L’indémodable stylo doit en partie son succès à son prix : 1,49 euro les quatre, soit une couleur de chaque (bleu, noir, rouge et vert). Si le bleu, reconnaissable et inchangé depuis 1950, reste le plus vendu, les autres coloris existaient dès sa création. C’est aussi grâce à une décision politique que le Cristal est devenu aussi populaire.

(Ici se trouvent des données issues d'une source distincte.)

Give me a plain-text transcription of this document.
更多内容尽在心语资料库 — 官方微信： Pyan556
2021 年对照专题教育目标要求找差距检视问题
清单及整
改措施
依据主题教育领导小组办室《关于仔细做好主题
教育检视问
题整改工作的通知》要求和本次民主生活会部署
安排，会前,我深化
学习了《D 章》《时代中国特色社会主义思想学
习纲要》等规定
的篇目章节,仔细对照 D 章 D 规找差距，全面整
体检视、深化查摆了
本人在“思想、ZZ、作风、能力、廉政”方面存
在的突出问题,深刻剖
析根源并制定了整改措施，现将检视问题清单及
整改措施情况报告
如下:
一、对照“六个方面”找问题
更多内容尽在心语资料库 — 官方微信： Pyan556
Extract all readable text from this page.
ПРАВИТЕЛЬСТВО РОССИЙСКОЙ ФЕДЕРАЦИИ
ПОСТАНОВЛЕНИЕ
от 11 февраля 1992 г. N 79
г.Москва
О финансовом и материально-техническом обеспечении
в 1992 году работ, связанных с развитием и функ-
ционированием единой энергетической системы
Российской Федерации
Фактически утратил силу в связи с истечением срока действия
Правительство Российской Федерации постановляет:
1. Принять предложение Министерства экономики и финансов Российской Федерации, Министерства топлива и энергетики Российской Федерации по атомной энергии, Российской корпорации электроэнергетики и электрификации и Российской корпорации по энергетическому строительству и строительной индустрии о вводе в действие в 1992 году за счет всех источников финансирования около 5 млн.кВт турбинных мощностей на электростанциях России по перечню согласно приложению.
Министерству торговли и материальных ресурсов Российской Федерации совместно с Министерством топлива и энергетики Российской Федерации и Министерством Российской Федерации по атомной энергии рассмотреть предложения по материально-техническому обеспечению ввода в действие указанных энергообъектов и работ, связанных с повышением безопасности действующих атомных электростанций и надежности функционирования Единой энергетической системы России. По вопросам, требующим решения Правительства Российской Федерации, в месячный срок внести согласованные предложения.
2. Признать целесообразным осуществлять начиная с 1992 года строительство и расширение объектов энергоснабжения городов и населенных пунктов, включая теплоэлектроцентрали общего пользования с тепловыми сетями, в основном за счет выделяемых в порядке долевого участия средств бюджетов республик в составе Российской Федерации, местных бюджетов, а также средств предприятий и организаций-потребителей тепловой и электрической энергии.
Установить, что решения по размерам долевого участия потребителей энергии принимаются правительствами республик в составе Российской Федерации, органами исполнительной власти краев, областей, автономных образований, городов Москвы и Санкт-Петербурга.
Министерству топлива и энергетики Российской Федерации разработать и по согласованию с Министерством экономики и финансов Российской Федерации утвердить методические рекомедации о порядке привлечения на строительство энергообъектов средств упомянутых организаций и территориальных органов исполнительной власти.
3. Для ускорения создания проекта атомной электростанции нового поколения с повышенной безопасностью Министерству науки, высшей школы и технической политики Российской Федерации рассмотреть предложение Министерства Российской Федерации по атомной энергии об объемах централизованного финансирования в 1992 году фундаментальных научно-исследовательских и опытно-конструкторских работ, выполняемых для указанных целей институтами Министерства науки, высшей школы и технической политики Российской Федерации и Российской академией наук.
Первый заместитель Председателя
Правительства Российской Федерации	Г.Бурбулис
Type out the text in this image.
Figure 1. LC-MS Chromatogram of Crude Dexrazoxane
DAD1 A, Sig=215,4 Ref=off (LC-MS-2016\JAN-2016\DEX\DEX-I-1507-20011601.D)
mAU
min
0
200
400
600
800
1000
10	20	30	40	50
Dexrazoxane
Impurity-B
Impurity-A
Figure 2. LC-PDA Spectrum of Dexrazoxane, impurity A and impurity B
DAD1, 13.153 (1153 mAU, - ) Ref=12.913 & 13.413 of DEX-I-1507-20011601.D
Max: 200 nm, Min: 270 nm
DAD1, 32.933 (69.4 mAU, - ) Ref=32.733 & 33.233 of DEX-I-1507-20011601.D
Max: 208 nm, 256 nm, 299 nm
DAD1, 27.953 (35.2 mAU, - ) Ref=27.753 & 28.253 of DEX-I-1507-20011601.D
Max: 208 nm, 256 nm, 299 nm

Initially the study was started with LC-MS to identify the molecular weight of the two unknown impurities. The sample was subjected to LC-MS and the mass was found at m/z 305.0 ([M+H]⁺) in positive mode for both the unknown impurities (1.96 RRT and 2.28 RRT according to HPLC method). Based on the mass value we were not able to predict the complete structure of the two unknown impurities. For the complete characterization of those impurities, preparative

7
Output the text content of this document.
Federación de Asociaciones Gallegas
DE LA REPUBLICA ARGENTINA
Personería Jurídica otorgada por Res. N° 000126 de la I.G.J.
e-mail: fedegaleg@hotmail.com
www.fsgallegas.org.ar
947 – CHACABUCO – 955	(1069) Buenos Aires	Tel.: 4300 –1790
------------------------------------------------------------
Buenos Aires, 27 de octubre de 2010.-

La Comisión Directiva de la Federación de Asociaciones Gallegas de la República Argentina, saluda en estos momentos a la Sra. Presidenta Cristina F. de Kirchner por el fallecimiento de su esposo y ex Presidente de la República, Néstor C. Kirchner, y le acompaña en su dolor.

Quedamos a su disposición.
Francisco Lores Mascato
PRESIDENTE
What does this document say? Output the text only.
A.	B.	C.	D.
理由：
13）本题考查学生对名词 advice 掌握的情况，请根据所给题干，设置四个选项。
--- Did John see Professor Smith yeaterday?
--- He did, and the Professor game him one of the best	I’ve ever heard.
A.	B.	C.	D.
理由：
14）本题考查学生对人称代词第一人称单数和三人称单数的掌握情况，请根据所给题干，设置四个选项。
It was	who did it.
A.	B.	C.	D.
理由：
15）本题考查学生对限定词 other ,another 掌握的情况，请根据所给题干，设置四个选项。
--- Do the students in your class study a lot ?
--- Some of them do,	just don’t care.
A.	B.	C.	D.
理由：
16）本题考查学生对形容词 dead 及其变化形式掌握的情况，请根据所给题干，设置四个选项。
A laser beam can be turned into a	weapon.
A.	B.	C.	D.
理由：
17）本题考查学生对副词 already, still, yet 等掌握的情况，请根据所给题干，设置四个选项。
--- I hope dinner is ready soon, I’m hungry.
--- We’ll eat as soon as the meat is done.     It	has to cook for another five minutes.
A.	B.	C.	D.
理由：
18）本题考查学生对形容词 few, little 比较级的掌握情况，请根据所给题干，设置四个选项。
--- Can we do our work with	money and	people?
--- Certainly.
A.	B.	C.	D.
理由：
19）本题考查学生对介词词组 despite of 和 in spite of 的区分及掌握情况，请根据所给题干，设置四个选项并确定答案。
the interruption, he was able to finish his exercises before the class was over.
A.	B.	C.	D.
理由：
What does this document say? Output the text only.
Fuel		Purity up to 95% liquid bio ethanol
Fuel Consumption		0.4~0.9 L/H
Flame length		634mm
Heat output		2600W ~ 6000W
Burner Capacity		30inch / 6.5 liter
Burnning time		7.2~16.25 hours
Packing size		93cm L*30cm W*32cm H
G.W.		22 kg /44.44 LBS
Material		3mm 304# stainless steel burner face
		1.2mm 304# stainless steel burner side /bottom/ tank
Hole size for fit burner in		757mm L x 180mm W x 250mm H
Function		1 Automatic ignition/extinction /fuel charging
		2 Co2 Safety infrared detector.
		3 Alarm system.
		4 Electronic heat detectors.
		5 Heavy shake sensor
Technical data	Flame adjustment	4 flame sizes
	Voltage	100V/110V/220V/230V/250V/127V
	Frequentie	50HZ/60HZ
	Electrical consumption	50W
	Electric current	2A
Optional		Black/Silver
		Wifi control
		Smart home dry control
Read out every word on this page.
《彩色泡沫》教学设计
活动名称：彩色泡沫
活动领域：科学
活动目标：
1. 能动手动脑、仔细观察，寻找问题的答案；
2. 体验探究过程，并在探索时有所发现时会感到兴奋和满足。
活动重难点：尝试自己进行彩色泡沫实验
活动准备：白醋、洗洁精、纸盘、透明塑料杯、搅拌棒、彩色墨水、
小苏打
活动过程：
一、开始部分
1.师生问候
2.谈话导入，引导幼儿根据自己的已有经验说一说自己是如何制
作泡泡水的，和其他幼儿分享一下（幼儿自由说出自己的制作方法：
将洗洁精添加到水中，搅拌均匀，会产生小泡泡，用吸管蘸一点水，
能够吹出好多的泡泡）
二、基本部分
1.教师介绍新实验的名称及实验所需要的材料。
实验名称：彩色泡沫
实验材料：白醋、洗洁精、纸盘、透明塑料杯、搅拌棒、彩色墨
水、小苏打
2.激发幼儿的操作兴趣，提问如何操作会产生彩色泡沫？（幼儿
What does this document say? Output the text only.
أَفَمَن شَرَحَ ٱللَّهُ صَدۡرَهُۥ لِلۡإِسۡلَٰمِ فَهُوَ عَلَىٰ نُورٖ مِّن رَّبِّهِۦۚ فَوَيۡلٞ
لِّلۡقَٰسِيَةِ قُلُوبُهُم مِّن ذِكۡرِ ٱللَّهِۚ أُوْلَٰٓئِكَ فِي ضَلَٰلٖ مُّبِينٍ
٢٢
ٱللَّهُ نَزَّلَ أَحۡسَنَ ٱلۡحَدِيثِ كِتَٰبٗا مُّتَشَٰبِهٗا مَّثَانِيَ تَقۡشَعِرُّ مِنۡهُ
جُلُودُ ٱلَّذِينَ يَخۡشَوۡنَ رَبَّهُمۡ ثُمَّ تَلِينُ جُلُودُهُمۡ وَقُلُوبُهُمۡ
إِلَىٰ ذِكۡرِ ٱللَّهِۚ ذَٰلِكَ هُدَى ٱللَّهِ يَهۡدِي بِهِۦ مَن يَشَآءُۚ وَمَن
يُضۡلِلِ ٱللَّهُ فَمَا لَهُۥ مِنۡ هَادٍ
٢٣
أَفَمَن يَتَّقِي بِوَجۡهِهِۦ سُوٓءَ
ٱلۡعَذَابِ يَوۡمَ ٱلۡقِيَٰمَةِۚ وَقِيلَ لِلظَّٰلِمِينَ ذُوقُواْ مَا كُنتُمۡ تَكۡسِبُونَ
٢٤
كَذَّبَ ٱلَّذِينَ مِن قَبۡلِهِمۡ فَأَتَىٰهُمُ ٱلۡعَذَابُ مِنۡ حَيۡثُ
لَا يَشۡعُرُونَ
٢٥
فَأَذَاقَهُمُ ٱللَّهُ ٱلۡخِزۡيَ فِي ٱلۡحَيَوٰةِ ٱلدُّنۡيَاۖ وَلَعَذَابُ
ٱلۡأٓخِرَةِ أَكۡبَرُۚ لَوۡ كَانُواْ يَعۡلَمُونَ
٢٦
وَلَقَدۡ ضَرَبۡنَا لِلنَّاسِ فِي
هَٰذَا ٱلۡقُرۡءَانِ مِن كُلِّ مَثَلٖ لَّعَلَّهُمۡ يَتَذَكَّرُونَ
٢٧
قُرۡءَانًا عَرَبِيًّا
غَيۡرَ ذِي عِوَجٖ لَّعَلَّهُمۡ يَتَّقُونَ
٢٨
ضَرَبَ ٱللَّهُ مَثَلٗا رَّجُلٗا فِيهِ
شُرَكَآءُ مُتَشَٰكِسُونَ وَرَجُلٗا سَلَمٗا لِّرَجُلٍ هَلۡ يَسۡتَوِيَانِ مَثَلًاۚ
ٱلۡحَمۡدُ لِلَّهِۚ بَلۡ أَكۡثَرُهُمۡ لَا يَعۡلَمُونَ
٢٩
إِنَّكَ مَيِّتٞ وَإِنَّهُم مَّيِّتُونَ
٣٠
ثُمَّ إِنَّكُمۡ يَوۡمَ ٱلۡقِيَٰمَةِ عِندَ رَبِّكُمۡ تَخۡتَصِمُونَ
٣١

Le 3 septembre 1965, le gouvernement prend un décret autorisant les 11 millions d’élèves de l’époque à utiliser le stylo-bille classe. Peu à peu, il remplace le porte-plume et les taches sur les blouses disparaissent. Les enseignants adoptent, eux le coloris rouge pour corriger leurs copies. Tandis que les écoliers les plus turbulents transforment le stylo en sarbacane à boulettes en papier.
Comme si la marque avait anticipé cette petite révolution, c’est en 1961 que le logo Bic voit le jour : un petit écolier avec une tête en forme de grosse bille et un stylo orange dans le dos. C’est l’affichiste Raymond Savignac qui a créé ce personnage, toujours présent sur les emballages.

« Le Bic Cristal a donné tout son sens à notre mission : proposer des produits du quotidien simples, fiables et utiles. Il est utilisé à travers le monde pour apprendre à écrire, pour dessiner, pour écrire une liste de course ou bien un roman », souligne Henri Nicolau, directeur général de Bic France, qui insiste sur le fait que le « stylo est produit en France et fait partie du quotidien depuis 75 ans ».
Le Bic Cristal a d’ailleurs assez peu évolué depuis sa création. En 1991, l’extrémité de son capuchon est percée, afin de minimiser les risques d’asphyxie en cas d’ingurgitation. Et son embout est bien plus difficile à enlever pour les machouilleurs compulsifs. Visuellement, le Cristal reste identique. Il est juste un peu plus léger (5,8 g). Ainsi, en 1950, une tonne de plastique permettait de produire 168 000 stylos. Aujourd’hui, avec une tonne de plastique, l’entreprise fabrique 214 000 unités.
Au fil du temps, le Cristal et son design épuré suscitent de nouvelles attentions, avec des « collabs » comme tout produit culte. Dont les prix s’envolent comme le modèle version or serti de 254 diamants de la Maison Tournaire à 25 600 euros ! Plus accessible leur version en bronze (350 euros) et la version gainée cuir de la maison Pinel & Pinel (69 euros).
Contrairement aux idées reçues le Cristal n’est pas un stylo jetable mais peut être rechargé. Encore faut-il aller au bout des 2 km d’écriture. Un challenge que relèvent de nombreux artistes qui ont fait du Bic un véritable outil de travail. En 2018, l’entreprise organisait même une grande exposition au Cent-Quatre-Paris, avec notamment la collection de Bruno Bich, qui avait repris l’entreprise en 1979 à la suite de son père.
Le légendaire stylo a même fait son entrée en 2001 dans les collections permanentes du MoMA (le célèbre musée d’art moderne) à New York avant d’intégrer en 2006, celles du musée national d’Art moderne Centre de création industrielle Georges Pompidou de Paris.
Quelques années après le stylo 4 couleurs, autre produit emblématique de l’entreprise, le Cristal a lui aussi succombé à la mode de la personnalisation. Depuis fin 2024, son corps transparent devient un support. Tout d’abord pour la série Netflix Astérix et depuis quelques semaines pour les clubs de football du PSG et de l’OM. La version parisienne est déjà collector et en rupture de stock.